Abgelegt unter Kurzgeschichten

Kartons falten, Kartons falten und nochmal Kartons falten.
Hach, ist meine Arbeit abwechslungsreich. Aber irgendwo müssen die Pizzen halt rein, die ich heute Mittag ausgeliefert habe.
Ich habe letztes Jahr das Gymnasium abgeschlossen und ehe ich auf der Straße sitze und somit auch auf dem Portemonnaie des Steuerzahlers, wollte ich mich erstmal irgendwie über Wasser halten.

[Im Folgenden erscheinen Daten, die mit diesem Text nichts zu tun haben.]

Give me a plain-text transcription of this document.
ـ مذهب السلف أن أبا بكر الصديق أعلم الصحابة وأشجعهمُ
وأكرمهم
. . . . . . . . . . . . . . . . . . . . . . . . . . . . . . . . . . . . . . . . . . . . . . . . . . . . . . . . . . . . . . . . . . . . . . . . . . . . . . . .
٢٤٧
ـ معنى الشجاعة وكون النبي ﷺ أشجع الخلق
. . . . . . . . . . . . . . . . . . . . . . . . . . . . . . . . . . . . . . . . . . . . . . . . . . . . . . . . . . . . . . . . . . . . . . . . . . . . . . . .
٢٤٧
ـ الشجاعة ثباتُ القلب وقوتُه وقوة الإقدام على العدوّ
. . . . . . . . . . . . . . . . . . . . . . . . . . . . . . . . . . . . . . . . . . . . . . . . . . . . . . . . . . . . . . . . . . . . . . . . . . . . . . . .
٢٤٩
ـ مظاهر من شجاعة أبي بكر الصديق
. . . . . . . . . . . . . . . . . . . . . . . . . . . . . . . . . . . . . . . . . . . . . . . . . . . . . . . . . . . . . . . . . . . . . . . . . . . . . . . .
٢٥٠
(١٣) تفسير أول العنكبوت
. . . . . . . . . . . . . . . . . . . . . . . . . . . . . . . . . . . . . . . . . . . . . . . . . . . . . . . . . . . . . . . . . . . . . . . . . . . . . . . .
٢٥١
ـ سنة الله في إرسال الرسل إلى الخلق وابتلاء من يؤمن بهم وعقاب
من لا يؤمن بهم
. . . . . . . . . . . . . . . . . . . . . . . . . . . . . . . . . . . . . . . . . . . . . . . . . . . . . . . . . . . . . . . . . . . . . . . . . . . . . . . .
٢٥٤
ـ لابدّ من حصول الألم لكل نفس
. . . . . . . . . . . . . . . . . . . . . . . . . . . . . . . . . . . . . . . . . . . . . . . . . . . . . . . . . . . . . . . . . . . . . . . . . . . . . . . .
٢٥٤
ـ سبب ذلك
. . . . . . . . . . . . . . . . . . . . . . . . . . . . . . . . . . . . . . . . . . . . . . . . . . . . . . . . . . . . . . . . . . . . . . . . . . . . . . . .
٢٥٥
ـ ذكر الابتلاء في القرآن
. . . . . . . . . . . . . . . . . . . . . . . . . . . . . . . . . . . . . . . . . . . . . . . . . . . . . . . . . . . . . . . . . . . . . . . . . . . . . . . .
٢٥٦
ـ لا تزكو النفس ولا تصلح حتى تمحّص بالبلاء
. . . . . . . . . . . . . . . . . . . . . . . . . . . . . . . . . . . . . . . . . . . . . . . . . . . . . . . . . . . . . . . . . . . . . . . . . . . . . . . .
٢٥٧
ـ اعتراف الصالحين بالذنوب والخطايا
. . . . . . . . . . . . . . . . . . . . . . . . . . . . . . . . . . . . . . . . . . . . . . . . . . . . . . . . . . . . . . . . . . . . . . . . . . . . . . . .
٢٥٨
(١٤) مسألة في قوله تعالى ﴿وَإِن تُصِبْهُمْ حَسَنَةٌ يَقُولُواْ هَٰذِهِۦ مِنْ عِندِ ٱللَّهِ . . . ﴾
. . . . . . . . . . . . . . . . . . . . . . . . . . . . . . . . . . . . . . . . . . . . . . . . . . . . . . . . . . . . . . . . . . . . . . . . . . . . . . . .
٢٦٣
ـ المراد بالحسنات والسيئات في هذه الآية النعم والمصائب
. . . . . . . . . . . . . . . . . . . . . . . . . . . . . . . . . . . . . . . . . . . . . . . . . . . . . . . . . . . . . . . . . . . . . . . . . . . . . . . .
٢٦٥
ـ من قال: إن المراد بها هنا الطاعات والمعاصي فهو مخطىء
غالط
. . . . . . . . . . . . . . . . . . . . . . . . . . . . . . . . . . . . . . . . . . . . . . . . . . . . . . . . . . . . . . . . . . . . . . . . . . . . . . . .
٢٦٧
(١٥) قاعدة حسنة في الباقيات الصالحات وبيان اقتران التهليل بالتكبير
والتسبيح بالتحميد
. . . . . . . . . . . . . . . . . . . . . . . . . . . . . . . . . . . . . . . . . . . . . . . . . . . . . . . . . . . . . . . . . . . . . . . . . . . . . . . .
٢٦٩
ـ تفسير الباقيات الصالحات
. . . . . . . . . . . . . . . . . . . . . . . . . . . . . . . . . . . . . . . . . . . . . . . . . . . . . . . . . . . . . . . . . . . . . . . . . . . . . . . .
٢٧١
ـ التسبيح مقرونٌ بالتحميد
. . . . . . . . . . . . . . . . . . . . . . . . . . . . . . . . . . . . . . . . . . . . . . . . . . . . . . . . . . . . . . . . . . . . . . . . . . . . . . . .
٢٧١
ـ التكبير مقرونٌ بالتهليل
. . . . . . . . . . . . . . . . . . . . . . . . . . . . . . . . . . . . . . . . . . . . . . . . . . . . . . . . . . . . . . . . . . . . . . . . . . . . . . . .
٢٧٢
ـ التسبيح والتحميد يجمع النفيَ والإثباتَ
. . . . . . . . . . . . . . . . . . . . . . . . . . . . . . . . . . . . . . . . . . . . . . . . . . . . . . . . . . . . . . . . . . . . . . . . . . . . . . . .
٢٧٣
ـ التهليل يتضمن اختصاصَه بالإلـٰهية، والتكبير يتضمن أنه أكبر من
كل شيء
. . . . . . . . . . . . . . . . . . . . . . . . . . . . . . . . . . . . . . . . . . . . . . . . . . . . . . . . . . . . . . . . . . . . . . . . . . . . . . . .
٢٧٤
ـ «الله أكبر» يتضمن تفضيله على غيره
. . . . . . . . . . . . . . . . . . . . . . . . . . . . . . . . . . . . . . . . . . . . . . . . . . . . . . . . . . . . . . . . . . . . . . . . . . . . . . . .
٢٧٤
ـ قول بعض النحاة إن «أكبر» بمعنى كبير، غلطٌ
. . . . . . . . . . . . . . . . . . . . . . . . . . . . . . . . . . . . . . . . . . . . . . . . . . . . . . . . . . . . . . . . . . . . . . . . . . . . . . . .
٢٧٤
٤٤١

Wieso also nicht als Pizzabote unterwegs sein?
Ich fahre gerne Moped, bin dadurch viel unterwegs und sehe immer mal wieder neue Gesichter und… naja, die Pizzakartons zusammenbasteln müsste nicht wirklich sein, aber auch die Arbeit muss nun einmal erledigt werden.
Wir haben zwei Arbeitsschichten. Die Frühschicht von 10 Uhr morgens bis abends 18 Uhr und die Spätschicht, die sich von 16 Uhr bis Mitternacht erstreckt.
Morgens ab Zehn heißt es somit für uns meist Kartons zusammenstellen bis die ersten Anrufe reinkommen. Nachmittags zwischen 16 und 18 Uhr ist dann etwas mehr los in der Pizzeria, da die Morgenschicht noch da ist und die Abendschicht bereits eingetroffen ist.
Abends gibt es dann etwa noch einmal den gleichen Ablauf wie morgens. Ab 16 Uhr heißt es erneut Pappkartons falten, bis die ersten Bestellungen für das Abendessen reinkommen.
Abwechslungsreich ist dann eigentlich nur noch die Fahrt, wenn wir die Pizzen ausliefern.
Die kann dann sogar fast zu abwechslungsreich werden, so wie heute Mittag als ich eine Lieferung zu einem Bürogebäude brachte.